Ahora recordaba que estaba en su puesto, cada vez más aterido. Procurando
empatizar con la mirada, especialmente con los niños, era la estrategia para
que se detuvieran sus padres y conseguir algunas monedas. No lo vio, porque
venía por detrás, de repente sintió una pequeña mano agarrada a la suya.
Aunque pequeña desprendía un fuerte calor, posiblemente la suya estaba
demasiado fría. Miró hacia abajo y un niño de cinco o seis años tiraba de él.
Como buen profesional busco rápidamente con la mirada a sus padres que
eran la fuente de sus ingresos. Pero, aparentemente, no había ningún adulto
que le acompañara. “Hola, ¿te has perdido?”. El pequeño le dijo que “sí”,
inclinando su cabeza. Ahora tiraba más fuerte. “¿Dónde están tus padres?” le
preguntó. Se encogía de hombros y seguía tirando de él. La gente les miraba,
él sonrió como si formara parte del número.

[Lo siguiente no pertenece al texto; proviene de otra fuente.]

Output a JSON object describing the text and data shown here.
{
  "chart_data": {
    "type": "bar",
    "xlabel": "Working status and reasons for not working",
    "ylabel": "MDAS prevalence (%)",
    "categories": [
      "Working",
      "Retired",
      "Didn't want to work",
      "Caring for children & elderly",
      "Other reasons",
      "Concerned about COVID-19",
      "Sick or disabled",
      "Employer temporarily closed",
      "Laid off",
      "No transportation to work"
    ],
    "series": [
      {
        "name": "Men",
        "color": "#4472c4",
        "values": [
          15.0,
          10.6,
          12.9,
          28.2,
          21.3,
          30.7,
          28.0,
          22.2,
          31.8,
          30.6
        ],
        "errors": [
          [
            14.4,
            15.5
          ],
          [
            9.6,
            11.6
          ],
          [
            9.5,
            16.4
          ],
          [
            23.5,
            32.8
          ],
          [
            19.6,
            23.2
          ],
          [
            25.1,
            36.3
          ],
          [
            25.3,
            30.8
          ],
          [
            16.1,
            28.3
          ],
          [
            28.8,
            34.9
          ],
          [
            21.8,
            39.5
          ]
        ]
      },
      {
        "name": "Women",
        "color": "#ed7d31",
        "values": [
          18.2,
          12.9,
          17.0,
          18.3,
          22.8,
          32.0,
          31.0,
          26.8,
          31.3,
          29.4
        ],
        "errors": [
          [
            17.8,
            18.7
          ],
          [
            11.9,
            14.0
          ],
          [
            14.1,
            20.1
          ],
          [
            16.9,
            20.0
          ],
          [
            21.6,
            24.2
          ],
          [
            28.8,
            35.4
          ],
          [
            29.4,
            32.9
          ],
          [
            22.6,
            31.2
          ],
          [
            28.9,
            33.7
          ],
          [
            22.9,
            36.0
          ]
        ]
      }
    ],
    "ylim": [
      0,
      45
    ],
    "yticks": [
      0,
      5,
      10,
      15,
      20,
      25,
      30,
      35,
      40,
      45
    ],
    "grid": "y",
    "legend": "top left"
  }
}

En volandas por el tirón cogió la
silla, la bolsa oculta donde estaba su ropa de calle y salió conducido por la
pequeña mano. “¿Dónde me llevas?” Entonces le detuvo, “Vamos que te llevo
a la policía, tus padres deben estarte buscando”. El muchacho no decía
palabra, probablemente era extranjero y no le comprendía. Sin embargo,
seguía tirando con todas sus pequeñas fuerzas del payaso. Habían cruzado la
calle y parecía conducirle a un lugar en concreto.
Allí mismo había una iglesia. Al entrar y por contraste apenas había
iluminación, la muchedumbre quedaba fuera y el silencio desacostumbrado se
imponía. Un ligero calor, sería su frío, le reconfortó. El niño seguía tirando, en
un acto reflejo se quitó su sombrero y su peluca de payaso. El niño le conducía
hacia uno de los bancos donde se sentó. Aprovechando su silla de mimbre
también se sentó, algo que hacía horas que no conseguía. “Bueno, y ahora
qué, ¿dónde me llevas?”. El muchacho callaba y sonreía suavemente. El
payaso se confió, pensó que al menos se estaba caliente allí, se relajó. Por un
instante pensó en su vida de desastre, siempre igual pendiente de lo que pasa,
sin decidir nada y ahora sentado con un mocoso en el pasillo central de una
iglesia de las que hacía siglos que no entraba, aunque le traía buenos
recuerdos de infancia. En estos pensamientos se fue quedando, finalmente
dormido.
Estaba sentado con su silla en medio de la iglesia, una anciana le preguntaba
si se encontraba bien. Despierto recordó que había entrado con el niño, pero
allí solo estaba su despertadora. Solemne, como sabe hacer un payaso, se
levantó y con la misma solemnidad emprendió la salida por la puerta principal.
Había decidido acabar por hoy el trabajo y puso rumbo al bar de donde
intercambiaba unas copas, siempre generosas, por el uso del baño para
cambiarse.
De nuevo estaba ante el espejo. Asombrado se fijó en su sonrisa
desmaquillada. Se parecía demasiado a la sonrisa de aquel pequeño extranjero
misterioso. Era como si se la hubiera trasplantado, franca, sencilla y luminosa,
la sonrisa. Y un payaso es un experto en sonrisas, sabe descubrir
automáticamente las falsificaciones, son su especialidad. Inexplicablemente el
frío que venía de dentro se había convertido en un calor poderoso y
reanimador. Recogiendo las cosas salió del baño. Esta vez no se detuvo en la
barra. Salió solemne del bar como solo un payaso sabe hacer. Junto a la
barra quedaba solitaria, abandonada y superada su vieja silla. Y en su rostro la
gracia de una solemne sonrisa, como solo un payaso sabe hacer.